43) 895 Fourth Avenue East
Built in the early 1870s, this home was used as a manse for Knox Presbyterian Church for five years after the turn of the century. It was then owned by a photographer and a doctor. Today it is used as apartments. Originally, Georgian in style, with simple design elements, two additions added the large tower, bay windows, and hipped roof.
44) Knox United Church – 890 Fourth Avenue East
Built in 1873 and enlarged in 1886, this church was originally Presbyterian, forming in 1846, but with Congregationalist Union, it became a United Church in 1925. In 1919 the Memorial Casavant Organ was installed and dedicated in remembrance of the men [22] who gave their lives in the Great War, 1914-1918. The organ console is being refurbished and will be rededicated on June 20, 2007.
45) 881 Third Avenue East
There was likely another building on this site for a number of years before this structure was built circa 1910. A drug store once occupied the corner suite. Architecturally, this building is Ontario Vernacular with some Neo-Classic details such as the pediment with cornice returns on the corner and the entablature and frieze trim.

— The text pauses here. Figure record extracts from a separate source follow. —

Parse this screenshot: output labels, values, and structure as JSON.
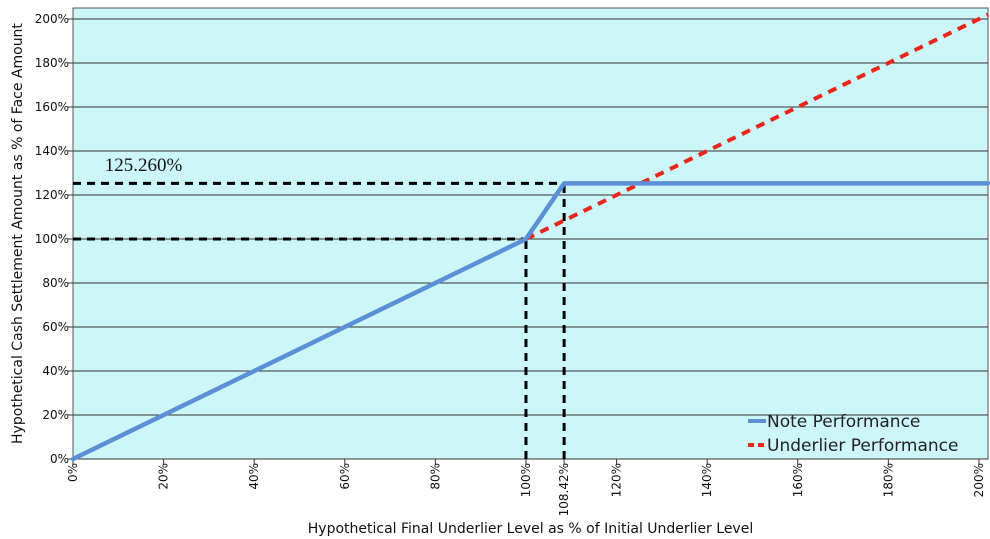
{
  "chart_data": {
    "type": "line",
    "title": "",
    "xlabel": "Hypothetical Final Underlier Level as % of Initial Underlier Level",
    "ylabel": "Hypothetical Cash Settlement Amount as % of Face Amount",
    "xlim": [
      0,
      202
    ],
    "ylim": [
      0,
      205
    ],
    "x_ticks": [
      "0%",
      "20%",
      "40%",
      "60%",
      "80%",
      "100%",
      "108.42%",
      "120%",
      "140%",
      "160%",
      "180%",
      "200%"
    ],
    "x_tick_values": [
      0,
      20,
      40,
      60,
      80,
      100,
      108.42,
      120,
      140,
      160,
      180,
      200
    ],
    "y_ticks": [
      "0%",
      "20%",
      "40%",
      "60%",
      "80%",
      "100%",
      "120%",
      "140%",
      "160%",
      "180%",
      "200%"
    ],
    "y_tick_values": [
      0,
      20,
      40,
      60,
      80,
      100,
      120,
      140,
      160,
      180,
      200
    ],
    "grid": "horizontal",
    "background_color": "#ccf6f8",
    "series": [
      {
        "name": "Note Performance",
        "color": "#5b8fd6",
        "style": "solid",
        "points": [
          [
            0,
            0
          ],
          [
            100,
            100
          ],
          [
            108.42,
            125.26
          ],
          [
            202,
            125.26
          ]
        ]
      },
      {
        "name": "Underlier Performance",
        "color": "#e8261c",
        "style": "dashed",
        "points": [
          [
            100,
            100
          ],
          [
            202,
            202
          ]
        ]
      }
    ],
    "reference_lines": [
      {
        "points": [
          [
            0,
            125.26
          ],
          [
            108.42,
            125.26
          ]
        ],
        "color": "#000000",
        "style": "dashed"
      },
      {
        "points": [
          [
            0,
            100
          ],
          [
            100,
            100
          ]
        ],
        "color": "#000000",
        "style": "dashed"
      },
      {
        "points": [
          [
            100,
            0
          ],
          [
            100,
            100
          ]
        ],
        "color": "#000000",
        "style": "dashed"
      },
      {
        "points": [
          [
            108.42,
            0
          ],
          [
            108.42,
            125.26
          ]
        ],
        "color": "#000000",
        "style": "dashed"
      }
    ],
    "annotations": [
      {
        "text": "125.260%",
        "x": 7,
        "y": 131
      }
    ],
    "legend_position": "bottom-right"
  }
}
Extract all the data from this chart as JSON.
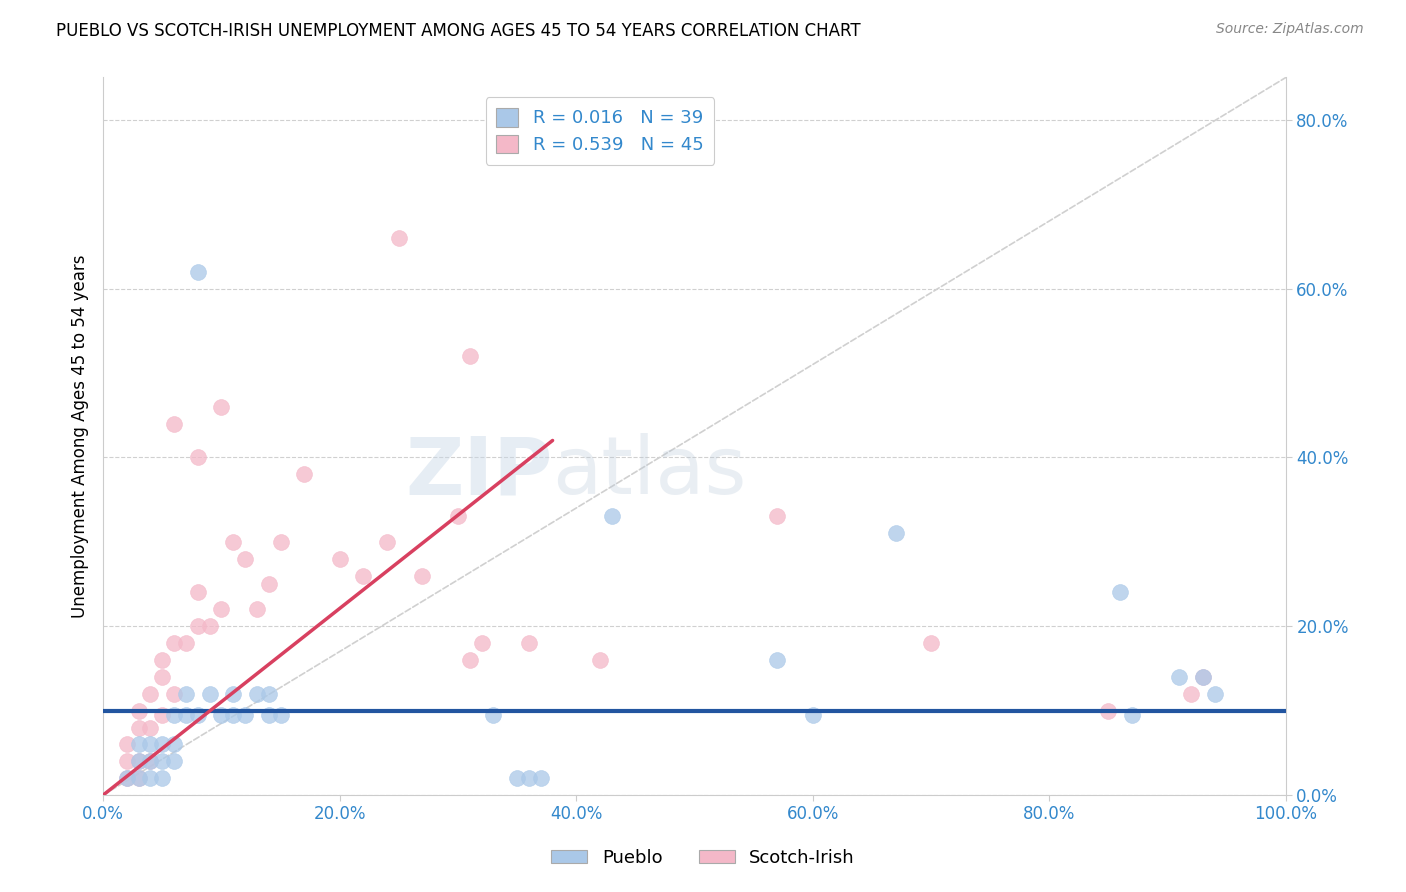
{
  "title": "PUEBLO VS SCOTCH-IRISH UNEMPLOYMENT AMONG AGES 45 TO 54 YEARS CORRELATION CHART",
  "source": "Source: ZipAtlas.com",
  "xlabel": "",
  "ylabel": "Unemployment Among Ages 45 to 54 years",
  "xlim": [
    0.0,
    1.0
  ],
  "ylim": [
    0.0,
    0.85
  ],
  "xticks": [
    0.0,
    0.2,
    0.4,
    0.6,
    0.8,
    1.0
  ],
  "yticks": [
    0.0,
    0.2,
    0.4,
    0.6,
    0.8
  ],
  "xticklabels": [
    "0.0%",
    "20.0%",
    "40.0%",
    "60.0%",
    "80.0%",
    "100.0%"
  ],
  "yticklabels": [
    "0.0%",
    "20.0%",
    "40.0%",
    "60.0%",
    "80.0%"
  ],
  "pueblo_R": "0.016",
  "pueblo_N": "39",
  "scotch_irish_R": "0.539",
  "scotch_irish_N": "45",
  "pueblo_color": "#aac8e8",
  "scotch_irish_color": "#f4b8c8",
  "pueblo_line_color": "#2255a0",
  "scotch_irish_line_color": "#d84060",
  "diagonal_color": "#d0d0d0",
  "background_color": "#ffffff",
  "grid_color": "#d0d0d0",
  "legend_text_color": "#3388cc",
  "pueblo_scatter": [
    [
      0.08,
      0.62
    ],
    [
      0.11,
      0.095
    ],
    [
      0.14,
      0.095
    ],
    [
      0.02,
      0.02
    ],
    [
      0.03,
      0.02
    ],
    [
      0.03,
      0.04
    ],
    [
      0.03,
      0.06
    ],
    [
      0.04,
      0.02
    ],
    [
      0.04,
      0.04
    ],
    [
      0.04,
      0.06
    ],
    [
      0.05,
      0.02
    ],
    [
      0.05,
      0.04
    ],
    [
      0.05,
      0.06
    ],
    [
      0.06,
      0.04
    ],
    [
      0.06,
      0.06
    ],
    [
      0.06,
      0.095
    ],
    [
      0.07,
      0.095
    ],
    [
      0.07,
      0.12
    ],
    [
      0.08,
      0.095
    ],
    [
      0.09,
      0.12
    ],
    [
      0.1,
      0.095
    ],
    [
      0.11,
      0.12
    ],
    [
      0.12,
      0.095
    ],
    [
      0.13,
      0.12
    ],
    [
      0.14,
      0.12
    ],
    [
      0.15,
      0.095
    ],
    [
      0.33,
      0.095
    ],
    [
      0.35,
      0.02
    ],
    [
      0.36,
      0.02
    ],
    [
      0.37,
      0.02
    ],
    [
      0.43,
      0.33
    ],
    [
      0.57,
      0.16
    ],
    [
      0.6,
      0.095
    ],
    [
      0.67,
      0.31
    ],
    [
      0.86,
      0.24
    ],
    [
      0.87,
      0.095
    ],
    [
      0.91,
      0.14
    ],
    [
      0.93,
      0.14
    ],
    [
      0.94,
      0.12
    ]
  ],
  "scotch_irish_scatter": [
    [
      0.02,
      0.02
    ],
    [
      0.02,
      0.04
    ],
    [
      0.02,
      0.06
    ],
    [
      0.03,
      0.02
    ],
    [
      0.03,
      0.04
    ],
    [
      0.03,
      0.08
    ],
    [
      0.03,
      0.1
    ],
    [
      0.04,
      0.04
    ],
    [
      0.04,
      0.08
    ],
    [
      0.04,
      0.12
    ],
    [
      0.05,
      0.095
    ],
    [
      0.05,
      0.14
    ],
    [
      0.05,
      0.16
    ],
    [
      0.06,
      0.12
    ],
    [
      0.06,
      0.18
    ],
    [
      0.07,
      0.18
    ],
    [
      0.08,
      0.2
    ],
    [
      0.08,
      0.24
    ],
    [
      0.09,
      0.2
    ],
    [
      0.1,
      0.22
    ],
    [
      0.11,
      0.3
    ],
    [
      0.12,
      0.28
    ],
    [
      0.13,
      0.22
    ],
    [
      0.14,
      0.25
    ],
    [
      0.15,
      0.3
    ],
    [
      0.17,
      0.38
    ],
    [
      0.2,
      0.28
    ],
    [
      0.22,
      0.26
    ],
    [
      0.24,
      0.3
    ],
    [
      0.27,
      0.26
    ],
    [
      0.3,
      0.33
    ],
    [
      0.31,
      0.16
    ],
    [
      0.32,
      0.18
    ],
    [
      0.36,
      0.18
    ],
    [
      0.42,
      0.16
    ],
    [
      0.25,
      0.66
    ],
    [
      0.31,
      0.52
    ],
    [
      0.1,
      0.46
    ],
    [
      0.08,
      0.4
    ],
    [
      0.06,
      0.44
    ],
    [
      0.57,
      0.33
    ],
    [
      0.7,
      0.18
    ],
    [
      0.93,
      0.14
    ],
    [
      0.85,
      0.1
    ],
    [
      0.92,
      0.12
    ]
  ],
  "pueblo_line_x": [
    0.0,
    1.0
  ],
  "pueblo_line_y": [
    0.1,
    0.1
  ],
  "scotch_line_x": [
    0.0,
    0.38
  ],
  "scotch_line_y": [
    0.0,
    0.42
  ]
}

46) Old Post Office – 291 Ninth Street East - D
Built in the Beaux-Arts style as a Post Office in 1910, the building was sold in 1958 and now contains commercial uses and apartments. The main floor is constructed of rock-faced limestone, the second floor of ashlar (smooth faced stone), and the third is lit by alternating pediment and curved-roof dormers. Granite pillars crowned by Ionic Capitols flank the corners of the building giving the appearance of supporting the mansard roof.